Random Forest

Good morning,

I am using RF for classification and I have some doubts:

  • How do I use the Loop nodes to optimize the hyperparameter “number of variables used at each split” ?
  • How do I obtain the variable importance table/graph? I came across this link (How to get the variable importance from the Random Forest model?), but it’s from 2016, uses the Tree Ensemble Learner instead of the Random Forst and it is a bit confusing to me.
  • How do I get 95% confidence intervals for the final AUC?

Example RF.knwf (49.1 KB)

Thank you,
Marc

Hi Marc

concerning the optimization loop nodes you might check this workflow: https://hub.knime.com/knime/spaces/Examples/latest/04_Analytics/11_Optimization/07_Cross_Validation_with_SVM_and_Parameter_Optimization . It uses SVM, but gives a nice overview about how to combine crossvalidation and parameter optimization.

The output of Random Forest and Tree Ensemble are identical, as the RF nodes are just an easier version of the TE nodes. Considering that you can use the solution in the forum link that you posted (How to get the variable importance from the Random Forest model? I also updated the link to the slides there).

Hope that helps!

Best
Alice

2 Likes

Thank you very much, @Alice_Krebs. In the case of high-dimensional data (p>n), do you know of an example that incorporates Feature Selection in the cross-validation process?

Thank you very much,
Marc

Hi @MarcB

The example workflow you provided earlier didn’t include the data and I couldn’t run it, so it’s always a bit challenging to give concrete advice, sorry. There are some examples that might help you:

Maybe that helps you proceeding.
Best
Alice

1 Like

Thank you, @Alice_Krebs!

Hi @Alice_Krebs (and anyone!),

I attach a workflow to predict the class A from a binary classification using Random Forests. Letting aside the poor performance, which may be due to errors in the data, I do not understand why the AUC is so poor (<0.15!) and yet the Scorer shows good metrics from the confusion matrix (accuracy 0.80, etc.). Is there anything incorrectly specified from the X-aggregator onwards?

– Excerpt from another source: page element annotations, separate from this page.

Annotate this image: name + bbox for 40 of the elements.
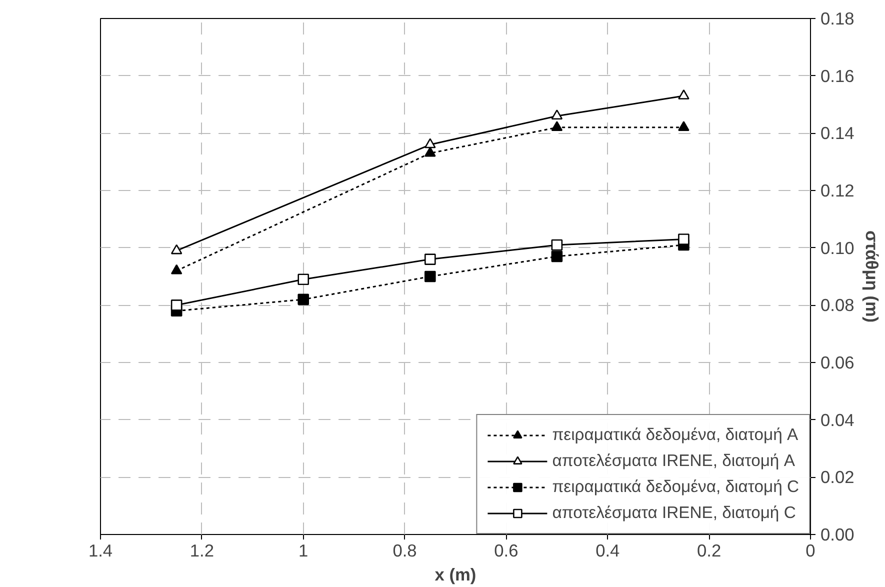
legend-label: αποτελέσματα IRENE, διατομή C <box>552 503 796 523</box>
legend-label: πειραματικά δεδομένα, διατομή C <box>552 477 799 497</box>
y-tick-label: 0.10 <box>820 238 854 258</box>
point <box>678 89 690 100</box>
y-tick-label: 0.00 <box>820 524 854 544</box>
point <box>170 264 182 274</box>
x-tick-label: 1 <box>298 540 308 560</box>
point <box>551 121 563 131</box>
y-tick-label: 0.08 <box>820 295 854 316</box>
y-axis-title: στάθμη (m) <box>862 230 882 323</box>
y-tick-label: 0.16 <box>820 66 854 86</box>
point <box>678 121 690 131</box>
x-tick-label: 0.6 <box>494 540 518 560</box>
point <box>298 294 310 306</box>
y-tick-label: 0.04 <box>820 410 855 430</box>
x-tick-label: 1.4 <box>88 540 113 560</box>
x-tick-label: 0.8 <box>392 540 417 560</box>
point <box>170 244 182 254</box>
point <box>551 250 563 262</box>
point <box>551 110 563 120</box>
y-tick-label: 0.06 <box>820 352 854 372</box>
point <box>678 234 690 245</box>
point <box>551 239 563 251</box>
x-axis-title: x (m) <box>434 564 476 584</box>
point <box>298 274 310 286</box>
y-tick-label: 0.18 <box>820 8 854 28</box>
x-tick-label: 0.2 <box>697 540 722 560</box>
point <box>424 270 436 282</box>
y-tick-label: 0.14 <box>820 123 855 144</box>
x-tick-label: 0.4 <box>596 540 620 560</box>
legend-label: αποτελέσματα IRENE, διατομή A <box>552 451 795 471</box>
point <box>424 146 436 157</box>
x-tick-label: 0 <box>806 540 816 560</box>
legend-label: πειραματικά δεδομένα, διατομή A <box>552 425 798 445</box>
point <box>424 138 436 148</box>
y-tick-label: 0.02 <box>820 467 854 488</box>
point <box>424 254 436 265</box>
x-tick-label: 1.2 <box>190 540 214 560</box>
point <box>170 300 182 311</box>
y-tick-label: 0.12 <box>820 180 854 200</box>
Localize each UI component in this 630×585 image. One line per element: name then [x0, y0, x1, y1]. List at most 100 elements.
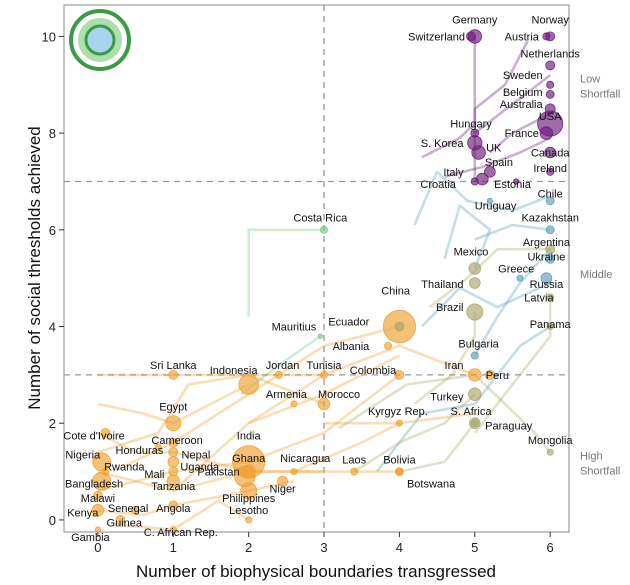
- y-tick-label-10: 10: [42, 29, 56, 44]
- label-kazakhstan: Kazakhstan: [521, 213, 578, 225]
- point-thailand: [468, 277, 481, 289]
- shortfall-band-labels: Low Shortfall Middle High Shortfall: [580, 74, 620, 478]
- label-ghana: Ghana: [232, 453, 266, 465]
- point-panama: [546, 322, 554, 330]
- point-colombia: [394, 369, 405, 380]
- label-austria: Austria: [505, 31, 540, 43]
- label-colombia: Colombia: [350, 365, 397, 377]
- label-nicaragua: Nicaragua: [280, 453, 331, 465]
- trajectory-5: [413, 170, 551, 226]
- label-pakistan: Pakistan: [197, 467, 239, 479]
- point-latvia: [546, 293, 555, 302]
- label-australia: Australia: [500, 99, 544, 111]
- label-nigeria: Nigeria: [65, 450, 101, 462]
- label-cote-d-ivoire: Cote d'Ivoire: [63, 430, 124, 442]
- label-iran: Iran: [445, 360, 464, 372]
- trajectory-23: [97, 373, 325, 454]
- y-tick-label-4: 4: [49, 320, 56, 335]
- label-estonia: Estonia: [494, 179, 532, 191]
- trajectory-13: [413, 312, 477, 405]
- point-iran: [468, 368, 482, 382]
- trajectory-7: [474, 223, 551, 241]
- label-china: China: [381, 285, 411, 297]
- label-cameroon: Cameroon: [151, 435, 202, 447]
- point-armenia: [290, 400, 298, 408]
- label-niger: Niger: [269, 484, 296, 496]
- label-thailand: Thailand: [421, 279, 463, 291]
- label-egypt: Egypt: [159, 401, 187, 413]
- label-ireland: Ireland: [533, 163, 567, 175]
- trajectory-11: [428, 247, 551, 309]
- label-ukraine: Ukraine: [527, 251, 565, 263]
- label-armenia: Armenia: [266, 389, 308, 401]
- point-uganda: [167, 456, 180, 468]
- point-cameroon: [168, 437, 179, 448]
- label-gambia: Gambia: [71, 532, 110, 544]
- point-tunisia: [319, 370, 328, 379]
- point-mauritius: [317, 333, 323, 339]
- point-nicaragua: [290, 468, 298, 476]
- label-russia: Russia: [530, 279, 565, 291]
- point-costa-rica: [319, 225, 328, 234]
- label-albania: Albania: [333, 341, 371, 353]
- point-paraguay: [470, 419, 479, 428]
- trajectory-24: [97, 470, 400, 493]
- label-sri-lanka: Sri Lanka: [150, 360, 197, 372]
- trajectory-0: [421, 36, 477, 159]
- point-mexico: [468, 262, 482, 275]
- point-uk: [471, 145, 486, 160]
- trajectory-20: [97, 383, 250, 425]
- y-tick-label-2: 2: [49, 416, 56, 431]
- trajectory-16: [353, 393, 476, 473]
- band-label-2: High Shortfall: [580, 451, 620, 478]
- label-brazil: Brazil: [436, 302, 464, 314]
- point-philippines: [240, 482, 258, 500]
- point-albania: [384, 341, 393, 350]
- label-bolivia: Bolivia: [383, 455, 416, 467]
- label-greece: Greece: [498, 264, 534, 276]
- point-sri-lanka: [168, 369, 179, 380]
- point-kazakhstan: [545, 225, 555, 235]
- point-morocco: [317, 397, 331, 411]
- point-labels: Germany Switzerland Norway Austria Netherlan…: [63, 15, 580, 544]
- label-norway: Norway: [532, 15, 570, 27]
- label-paraguay: Paraguay: [485, 421, 533, 433]
- label-mongolia: Mongolia: [528, 435, 574, 447]
- point-ireland: [546, 167, 555, 176]
- trajectory-14: [473, 297, 552, 434]
- trajectory-17: [247, 228, 324, 317]
- label-morocco: Morocco: [318, 389, 360, 401]
- label-malawi: Malawi: [81, 493, 115, 505]
- label-lesotho: Lesotho: [229, 505, 268, 517]
- data-points: [91, 29, 564, 534]
- point-egypt: [165, 415, 182, 432]
- y-tick-label-0: 0: [49, 513, 56, 528]
- point-ecuador: [394, 321, 405, 332]
- point-cote-d-ivoire: [100, 427, 111, 438]
- label-argentina: Argentina: [523, 237, 571, 249]
- trajectory-31: [293, 422, 400, 473]
- trajectories: [97, 36, 552, 531]
- point-indonesia: [238, 374, 260, 395]
- trajectory-8: [421, 281, 551, 328]
- label-jordan: Jordan: [266, 360, 300, 372]
- trajectory-29: [247, 344, 476, 425]
- point-belgium: [545, 90, 555, 99]
- label-latvia: Latvia: [524, 293, 554, 305]
- point-malawi: [93, 490, 103, 501]
- trajectory-28: [172, 354, 400, 492]
- label-guinea: Guinea: [107, 517, 143, 529]
- x-tick-label-5: 5: [471, 540, 478, 555]
- label-tanzania: Tanzania: [151, 481, 196, 493]
- point-jordan: [274, 370, 283, 379]
- point-hungary: [470, 128, 480, 138]
- label-usa: USA: [539, 111, 562, 123]
- trajectory-4: [444, 136, 551, 178]
- point-argentina: [545, 244, 556, 255]
- label-kyrgyz-rep: Kyrgyz Rep.: [368, 406, 428, 418]
- trajectory-9: [473, 248, 552, 357]
- point-ukraine: [545, 253, 556, 264]
- point-peru: [484, 369, 495, 380]
- point-canada: [544, 146, 556, 159]
- point-nepal: [168, 447, 179, 458]
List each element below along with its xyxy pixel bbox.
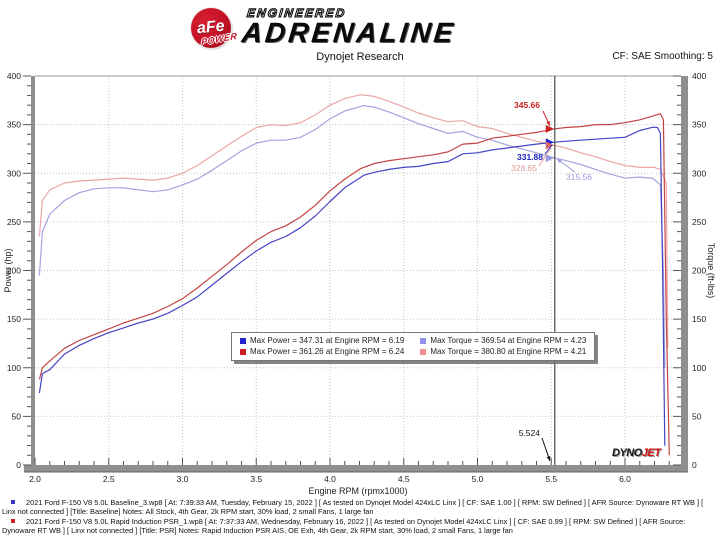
svg-text:200: 200 xyxy=(7,266,21,276)
legend-label: Max Torque = 369.54 at Engine RPM = 4.23 xyxy=(430,336,587,345)
svg-text:300: 300 xyxy=(7,168,21,178)
curve-baseline-power-hp- xyxy=(38,126,666,446)
dyno-curves xyxy=(38,94,670,456)
afe-adrenaline-logo: aFe POWER ENGINEERED ADRENALINE xyxy=(185,4,530,52)
cursor-marker xyxy=(545,124,554,133)
legend-item: Max Torque = 369.54 at Engine RPM = 4.23 xyxy=(420,335,586,346)
dynojet-watermark-jet: JET xyxy=(641,447,661,459)
svg-text:5.5: 5.5 xyxy=(545,474,557,484)
svg-text:400: 400 xyxy=(692,71,706,81)
annotation-label: 331.88 xyxy=(517,152,543,162)
svg-text:50: 50 xyxy=(12,411,22,421)
run-info-entry: 2021 Ford F-150 V8 5.0L Rapid Induction … xyxy=(2,517,718,535)
annotation-label: 5.524 xyxy=(519,428,541,438)
legend-swatch xyxy=(240,337,246,344)
left-axis-title: Power (hp) xyxy=(3,248,13,292)
cursor-line[interactable] xyxy=(545,76,556,465)
annotation-label: 315.56 xyxy=(566,172,592,182)
right-axis-title: Torque (ft-lbs) xyxy=(706,243,716,299)
svg-text:0: 0 xyxy=(692,460,697,470)
smoothing-setting-label: CF: SAE Smoothing: 5 xyxy=(612,51,713,62)
brand-adrenaline-text: ADRENALINE xyxy=(240,17,458,48)
svg-text:4.5: 4.5 xyxy=(398,474,410,484)
run-info-text: 2021 Ford F-150 V8 5.0L Baseline_3.wp8 [… xyxy=(2,498,704,516)
svg-text:300: 300 xyxy=(692,168,706,178)
svg-text:400: 400 xyxy=(7,71,21,81)
legend-swatch xyxy=(420,337,427,344)
svg-text:3.0: 3.0 xyxy=(177,474,189,484)
svg-text:0: 0 xyxy=(16,460,21,470)
run-info-entry: 2021 Ford F-150 V8 5.0L Baseline_3.wp8 [… xyxy=(2,498,718,516)
cursor-marker xyxy=(545,154,554,163)
run-color-bullet xyxy=(11,500,15,504)
svg-text:250: 250 xyxy=(7,217,21,227)
afe-logo-icon: aFe xyxy=(191,8,231,48)
svg-text:250: 250 xyxy=(692,217,706,227)
page-title: Dynojet Research xyxy=(316,51,404,63)
run-info-footer: 2021 Ford F-150 V8 5.0L Baseline_3.wp8 [… xyxy=(2,498,718,536)
dyno-chart: 0 0 50 50 100 100 150 150 200 200 250 250 300 300 350 3… xyxy=(3,71,716,496)
svg-text:150: 150 xyxy=(692,314,706,324)
chart-legend: Max Power = 347.31 at Engine RPM = 6.19 M… xyxy=(231,332,596,361)
legend-swatch xyxy=(240,348,246,355)
run-info-text: 2021 Ford F-150 V8 5.0L Rapid Induction … xyxy=(2,517,686,535)
svg-text:2.0: 2.0 xyxy=(29,474,41,484)
svg-text:350: 350 xyxy=(692,120,706,130)
curve-psr-torque-ft-lbs- xyxy=(38,94,669,349)
legend-item: Max Power = 347.31 at Engine RPM = 6.19 xyxy=(240,335,404,346)
svg-text:50: 50 xyxy=(692,411,702,421)
curve-baseline-torque-ft-lbs- xyxy=(38,104,666,368)
run-color-bullet xyxy=(11,519,15,523)
dynojet-watermark-dyno: DYNO xyxy=(612,447,642,459)
svg-text:5.0: 5.0 xyxy=(472,474,484,484)
svg-text:150: 150 xyxy=(7,314,21,324)
svg-text:4.0: 4.0 xyxy=(324,474,336,484)
x-axis-title: Engine RPM (rpmx1000) xyxy=(308,486,407,496)
dynojet-watermark: DYNOJET xyxy=(612,447,661,459)
svg-text:350: 350 xyxy=(7,120,21,130)
svg-text:6.0: 6.0 xyxy=(619,474,631,484)
svg-text:3.5: 3.5 xyxy=(250,474,262,484)
legend-item: Max Power = 361.26 at Engine RPM = 6.24 xyxy=(240,346,404,357)
cursor-marker xyxy=(545,141,554,150)
grid-lines xyxy=(35,75,681,465)
svg-text:200: 200 xyxy=(692,266,706,276)
legend-label: Max Power = 361.26 at Engine RPM = 6.24 xyxy=(250,347,405,356)
axis-ticks-and-labels: 0 0 50 50 100 100 150 150 200 200 250 250 300 300 350 3… xyxy=(3,71,716,496)
curve-psr-power-hp- xyxy=(38,113,670,456)
svg-text:100: 100 xyxy=(692,363,706,373)
legend-label: Max Power = 347.31 at Engine RPM = 6.19 xyxy=(250,336,405,345)
annotation-label: 345.66 xyxy=(514,100,540,110)
svg-text:100: 100 xyxy=(7,363,21,373)
annotation-label: 328.65 xyxy=(511,163,537,173)
legend-label: Max Torque = 380.80 at Engine RPM = 4.21 xyxy=(430,347,587,356)
svg-text:2.5: 2.5 xyxy=(103,474,115,484)
legend-item: Max Torque = 380.80 at Engine RPM = 4.21 xyxy=(420,346,586,357)
legend-swatch xyxy=(420,348,427,355)
axis-frame xyxy=(24,75,688,473)
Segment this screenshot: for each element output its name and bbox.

Z_Example RF2.knwf (47.4 KB)

Thank you,
Marc

Since there isn’t data included in the workflow, it’s a little tricky to diagnose this. But I used one of your previously posted small datasets to investigate.

In short, I think the problem is that you’re not plotting the ROC curve correctly. First you need to check the option to append individual class probabilities in your predictor node. Then, make sure you’re setting the appropriate class column (not prediction) and are plotting the probabilities (and not the confidence, or the predictors themselves). Something like this:

I’m not sure what the results will look like since I don’t have your data. But hopefully much more reasonable.

2 Likes

Thank you very much, @ScottF. I was not checking the “Append individual class probabilities” and now results look much more reasonable and are in agreement between the ROC curve and Scorer nodes.

Best regards,
Marc

2 Likes

This topic was automatically closed 182 days after the last reply. New replies are no longer allowed.